Many strong and well-adjusted people seem to experience little need for the imaginative life. Thus, for instance, saints do not write novels, as Cardinal Newman observed (and he ought to have known, since he came quite close to being a saint, and he wrote a couple of novels

).

Especially, practical-minded people and men of action are often inclined to disapprove of literary fiction. They consider reading creative literature as a frivolous and debilitating activity. In this respect, it is quite revealing that, for example (as I have already pointed out in an earlier essay), the great polar explorer Mawson—one of our national heroes—gave to his children the stern advice not to waste their time reading novels; instead, he instructed them to read only works of history and biography in order to grow into healthy individuals.

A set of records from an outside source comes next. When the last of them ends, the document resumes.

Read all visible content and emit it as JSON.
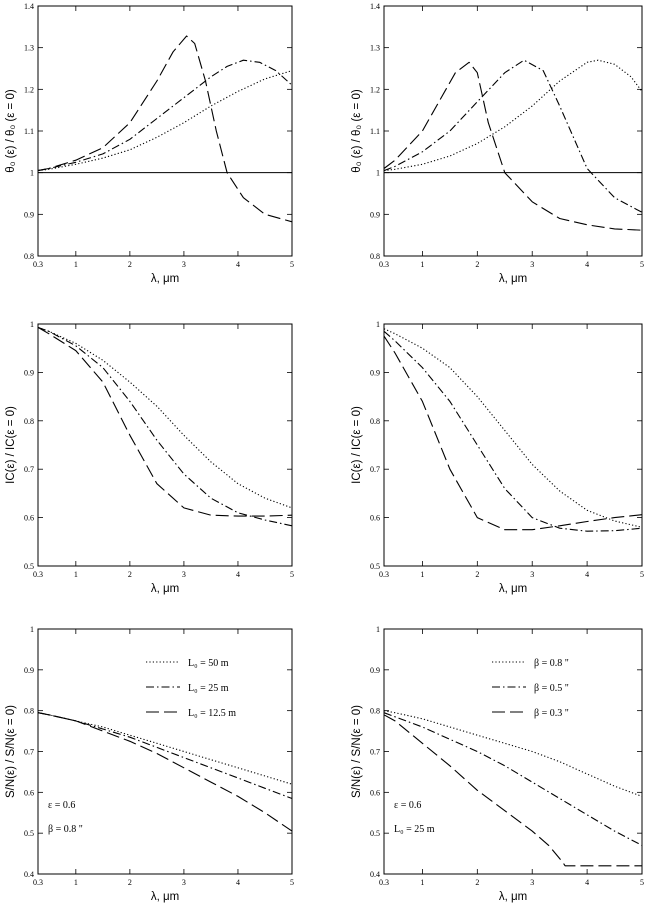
{
  "chart_data": [
    {
      "id": "p1",
      "type": "line",
      "ylabel": "θ₀ (ε) / θ₀ (ε = 0)",
      "xlabel": "λ, μm",
      "xlim": [
        0.3,
        5
      ],
      "ylim": [
        0.8,
        1.4
      ],
      "xticks": [
        0.3,
        1,
        2,
        3,
        4,
        5
      ],
      "xtick_labels": [
        "0.3",
        "1",
        "2",
        "3",
        "4",
        "5"
      ],
      "yticks": [
        0.8,
        0.9,
        1.0,
        1.1,
        1.2,
        1.3,
        1.4
      ],
      "ytick_labels": [
        "0.8",
        "0.9",
        "1",
        "1.1",
        "1.2",
        "1.3",
        "1.4"
      ],
      "hline": 1.0,
      "legend": [],
      "series": [
        {
          "name": "L0 = 50 m",
          "style": "dotted",
          "x": [
            0.3,
            0.5,
            1,
            1.5,
            2,
            2.5,
            3,
            3.5,
            4,
            4.5,
            5
          ],
          "y": [
            1.005,
            1.008,
            1.02,
            1.035,
            1.055,
            1.085,
            1.12,
            1.16,
            1.195,
            1.225,
            1.245
          ]
        },
        {
          "name": "L0 = 25 m",
          "style": "dashdot",
          "x": [
            0.3,
            0.5,
            1,
            1.5,
            2,
            2.5,
            3,
            3.5,
            3.8,
            4.1,
            4.4,
            4.7,
            5
          ],
          "y": [
            1.005,
            1.01,
            1.025,
            1.045,
            1.08,
            1.13,
            1.18,
            1.23,
            1.255,
            1.27,
            1.265,
            1.245,
            1.21
          ]
        },
        {
          "name": "L0 = 12.5 m",
          "style": "longdash",
          "x": [
            0.3,
            0.5,
            1,
            1.5,
            2,
            2.5,
            2.8,
            3.05,
            3.2,
            3.4,
            3.6,
            3.8,
            4.1,
            4.5,
            5
          ],
          "y": [
            1.005,
            1.01,
            1.03,
            1.06,
            1.12,
            1.22,
            1.29,
            1.328,
            1.31,
            1.22,
            1.1,
            1.0,
            0.94,
            0.9,
            0.882
          ]
        }
      ]
    },
    {
      "id": "p2",
      "type": "line",
      "ylabel": "θ₀ (ε) / θ₀ (ε = 0)",
      "xlabel": "λ, μm",
      "xlim": [
        0.3,
        5
      ],
      "ylim": [
        0.8,
        1.4
      ],
      "xticks": [
        0.3,
        1,
        2,
        3,
        4,
        5
      ],
      "xtick_labels": [
        "0.3",
        "1",
        "2",
        "3",
        "4",
        "5"
      ],
      "yticks": [
        0.8,
        0.9,
        1.0,
        1.1,
        1.2,
        1.3,
        1.4
      ],
      "ytick_labels": [
        "0.8",
        "0.9",
        "1",
        "1.1",
        "1.2",
        "1.3",
        "1.4"
      ],
      "hline": 1.0,
      "legend": [],
      "series": [
        {
          "name": "β = 0.8\"",
          "style": "dotted",
          "x": [
            0.3,
            0.5,
            1,
            1.5,
            2,
            2.5,
            3,
            3.5,
            4,
            4.2,
            4.5,
            4.8,
            5
          ],
          "y": [
            1.005,
            1.008,
            1.02,
            1.04,
            1.07,
            1.11,
            1.16,
            1.22,
            1.265,
            1.27,
            1.26,
            1.23,
            1.195
          ]
        },
        {
          "name": "β = 0.5\"",
          "style": "dashdot",
          "x": [
            0.3,
            0.5,
            1,
            1.5,
            2,
            2.5,
            2.85,
            3.2,
            3.5,
            4,
            4.5,
            5
          ],
          "y": [
            1.005,
            1.015,
            1.05,
            1.1,
            1.17,
            1.24,
            1.27,
            1.245,
            1.16,
            1.01,
            0.94,
            0.905
          ]
        },
        {
          "name": "β = 0.3\"",
          "style": "longdash",
          "x": [
            0.3,
            0.5,
            1,
            1.3,
            1.6,
            1.85,
            2.0,
            2.2,
            2.5,
            3,
            3.5,
            4,
            4.5,
            5
          ],
          "y": [
            1.01,
            1.03,
            1.1,
            1.17,
            1.24,
            1.265,
            1.24,
            1.12,
            1.0,
            0.93,
            0.89,
            0.875,
            0.865,
            0.862
          ]
        }
      ]
    },
    {
      "id": "p3",
      "type": "line",
      "ylabel": "IC(ε) / IC(ε = 0)",
      "xlabel": "λ, μm",
      "xlim": [
        0.3,
        5
      ],
      "ylim": [
        0.5,
        1.0
      ],
      "xticks": [
        0.3,
        1,
        2,
        3,
        4,
        5
      ],
      "xtick_labels": [
        "0.3",
        "1",
        "2",
        "3",
        "4",
        "5"
      ],
      "yticks": [
        0.5,
        0.6,
        0.7,
        0.8,
        0.9,
        1.0
      ],
      "ytick_labels": [
        "0.5",
        "0.6",
        "0.7",
        "0.8",
        "0.9",
        "1"
      ],
      "legend": [],
      "series": [
        {
          "name": "L0 = 50 m",
          "style": "dotted",
          "x": [
            0.3,
            0.5,
            1,
            1.5,
            2,
            2.5,
            3,
            3.5,
            4,
            4.5,
            5
          ],
          "y": [
            0.993,
            0.985,
            0.96,
            0.925,
            0.88,
            0.83,
            0.77,
            0.715,
            0.67,
            0.64,
            0.62
          ]
        },
        {
          "name": "L0 = 25 m",
          "style": "dashdot",
          "x": [
            0.3,
            0.5,
            1,
            1.5,
            2,
            2.5,
            3,
            3.5,
            4,
            4.5,
            5
          ],
          "y": [
            0.993,
            0.985,
            0.955,
            0.91,
            0.84,
            0.76,
            0.69,
            0.64,
            0.61,
            0.595,
            0.583
          ]
        },
        {
          "name": "L0 = 12.5 m",
          "style": "longdash",
          "x": [
            0.3,
            0.5,
            1,
            1.5,
            2,
            2.5,
            3,
            3.5,
            4,
            4.5,
            5
          ],
          "y": [
            0.993,
            0.98,
            0.945,
            0.88,
            0.77,
            0.67,
            0.62,
            0.605,
            0.603,
            0.603,
            0.605
          ]
        }
      ]
    },
    {
      "id": "p4",
      "type": "line",
      "ylabel": "IC(ε) / IC(ε = 0)",
      "xlabel": "λ, μm",
      "xlim": [
        0.3,
        5
      ],
      "ylim": [
        0.5,
        1.0
      ],
      "xticks": [
        0.3,
        1,
        2,
        3,
        4,
        5
      ],
      "xtick_labels": [
        "0.3",
        "1",
        "2",
        "3",
        "4",
        "5"
      ],
      "yticks": [
        0.5,
        0.6,
        0.7,
        0.8,
        0.9,
        1.0
      ],
      "ytick_labels": [
        "0.5",
        "0.6",
        "0.7",
        "0.8",
        "0.9",
        "1"
      ],
      "legend": [],
      "series": [
        {
          "name": "β = 0.8\"",
          "style": "dotted",
          "x": [
            0.3,
            0.5,
            1,
            1.5,
            2,
            2.5,
            3,
            3.5,
            4,
            4.5,
            5
          ],
          "y": [
            0.99,
            0.98,
            0.95,
            0.91,
            0.85,
            0.78,
            0.71,
            0.655,
            0.615,
            0.593,
            0.58
          ]
        },
        {
          "name": "β = 0.5\"",
          "style": "dashdot",
          "x": [
            0.3,
            0.5,
            1,
            1.5,
            2,
            2.5,
            3,
            3.5,
            4,
            4.5,
            5
          ],
          "y": [
            0.985,
            0.965,
            0.91,
            0.84,
            0.75,
            0.66,
            0.6,
            0.578,
            0.572,
            0.573,
            0.578
          ]
        },
        {
          "name": "β = 0.3\"",
          "style": "longdash",
          "x": [
            0.3,
            0.5,
            1,
            1.5,
            2,
            2.5,
            3,
            3.5,
            4,
            4.5,
            5
          ],
          "y": [
            0.975,
            0.94,
            0.84,
            0.7,
            0.6,
            0.575,
            0.575,
            0.583,
            0.592,
            0.6,
            0.606
          ]
        }
      ]
    },
    {
      "id": "p5",
      "type": "line",
      "ylabel": "S/N(ε) / S/N(ε = 0)",
      "xlabel": "λ, μm",
      "xlim": [
        0.3,
        5
      ],
      "ylim": [
        0.4,
        1.0
      ],
      "xticks": [
        0.3,
        1,
        2,
        3,
        4,
        5
      ],
      "xtick_labels": [
        "0.3",
        "1",
        "2",
        "3",
        "4",
        "5"
      ],
      "yticks": [
        0.4,
        0.5,
        0.6,
        0.7,
        0.8,
        0.9,
        1.0
      ],
      "ytick_labels": [
        "0.4",
        "0.5",
        "0.6",
        "0.7",
        "0.8",
        "0.9",
        "1"
      ],
      "legend": [
        {
          "style": "dotted",
          "label": "L₀  =  50 m"
        },
        {
          "style": "dashdot",
          "label": "L₀  =  25 m"
        },
        {
          "style": "longdash",
          "label": "L₀  =  12.5 m"
        }
      ],
      "annotations": [
        "ε = 0.6",
        "β = 0.8 \""
      ],
      "series": [
        {
          "name": "L0 = 50 m",
          "style": "dotted",
          "x": [
            0.3,
            0.5,
            1,
            1.5,
            2,
            2.5,
            3,
            3.5,
            4,
            4.5,
            5
          ],
          "y": [
            0.795,
            0.79,
            0.775,
            0.76,
            0.74,
            0.72,
            0.7,
            0.68,
            0.66,
            0.64,
            0.62
          ]
        },
        {
          "name": "L0 = 25 m",
          "style": "dashdot",
          "x": [
            0.3,
            0.5,
            1,
            1.5,
            2,
            2.5,
            3,
            3.5,
            4,
            4.5,
            5
          ],
          "y": [
            0.795,
            0.79,
            0.775,
            0.755,
            0.735,
            0.71,
            0.685,
            0.66,
            0.635,
            0.61,
            0.585
          ]
        },
        {
          "name": "L0 = 12.5 m",
          "style": "longdash",
          "x": [
            0.3,
            0.5,
            1,
            1.5,
            2,
            2.5,
            3,
            3.5,
            4,
            4.5,
            5
          ],
          "y": [
            0.795,
            0.79,
            0.775,
            0.75,
            0.725,
            0.695,
            0.66,
            0.625,
            0.59,
            0.55,
            0.505
          ]
        }
      ]
    },
    {
      "id": "p6",
      "type": "line",
      "ylabel": "S/N(ε) / S/N(ε = 0)",
      "xlabel": "λ, μm",
      "xlim": [
        0.3,
        5
      ],
      "ylim": [
        0.4,
        1.0
      ],
      "xticks": [
        0.3,
        1,
        2,
        3,
        4,
        5
      ],
      "xtick_labels": [
        "0.3",
        "1",
        "2",
        "3",
        "4",
        "5"
      ],
      "yticks": [
        0.4,
        0.5,
        0.6,
        0.7,
        0.8,
        0.9,
        1.0
      ],
      "ytick_labels": [
        "0.4",
        "0.5",
        "0.6",
        "0.7",
        "0.8",
        "0.9",
        "1"
      ],
      "legend": [
        {
          "style": "dotted",
          "label": "β  =  0.8 \""
        },
        {
          "style": "dashdot",
          "label": "β  =  0.5 \""
        },
        {
          "style": "longdash",
          "label": "β  =  0.3 \""
        }
      ],
      "annotations": [
        "ε = 0.6",
        "L₀  =  25 m"
      ],
      "series": [
        {
          "name": "β = 0.8\"",
          "style": "dotted",
          "x": [
            0.3,
            0.5,
            1,
            1.5,
            2,
            2.5,
            3,
            3.5,
            4,
            4.5,
            5
          ],
          "y": [
            0.8,
            0.795,
            0.78,
            0.76,
            0.74,
            0.72,
            0.7,
            0.675,
            0.645,
            0.615,
            0.59
          ]
        },
        {
          "name": "β = 0.5\"",
          "style": "dashdot",
          "x": [
            0.3,
            0.5,
            1,
            1.5,
            2,
            2.5,
            3,
            3.5,
            4,
            4.5,
            5
          ],
          "y": [
            0.795,
            0.785,
            0.76,
            0.73,
            0.7,
            0.665,
            0.625,
            0.585,
            0.545,
            0.505,
            0.47
          ]
        },
        {
          "name": "β = 0.3\"",
          "style": "longdash",
          "x": [
            0.3,
            0.5,
            1,
            1.5,
            2,
            2.5,
            3,
            3.3,
            3.55,
            3.6,
            4,
            4.5,
            5
          ],
          "y": [
            0.79,
            0.775,
            0.72,
            0.665,
            0.605,
            0.555,
            0.505,
            0.47,
            0.43,
            0.42,
            0.42,
            0.42,
            0.42
          ]
        }
      ]
    }
  ]
}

Allow me to dwell a short moment on this particular advice, for it reflects two very common fallacies. The first fallacy consists in failing to see that, by its very definition, all literature is in fact imaginative literature. Distinctions between genres—novels and history, poetry and prose, fiction and essay, etc.—are essentially artificial; these conventional classifications are of practical use mostly for booksellers and librarians who have to compile catalogues or arrange books on crowded shelves; otherwise, above a certain level of literary quality, they present little relevance. For the perceptive reader, indeed, Proust’s great novel is in fact a philosophical essay; Montaigne’s essays are more diverse and surprising than any novel; Gibbon’s and Michelet’s histories remain alive first and foremost as great literature; and, of course it would be ludicrous to reduce a polymorphous giant such as Shakespeare to the absurdly minor and narrow craft of playwrighting. As to the art of fiction, we have already learned that its aim is nothing less than “to render the highest kind of justice to the visible universe,”[
1
]
whereas the mission of the historian is to imagine the past—since history is believed only when a talented writer has invented it well. Novelists are the historians of the present; historians are the novelists of the past.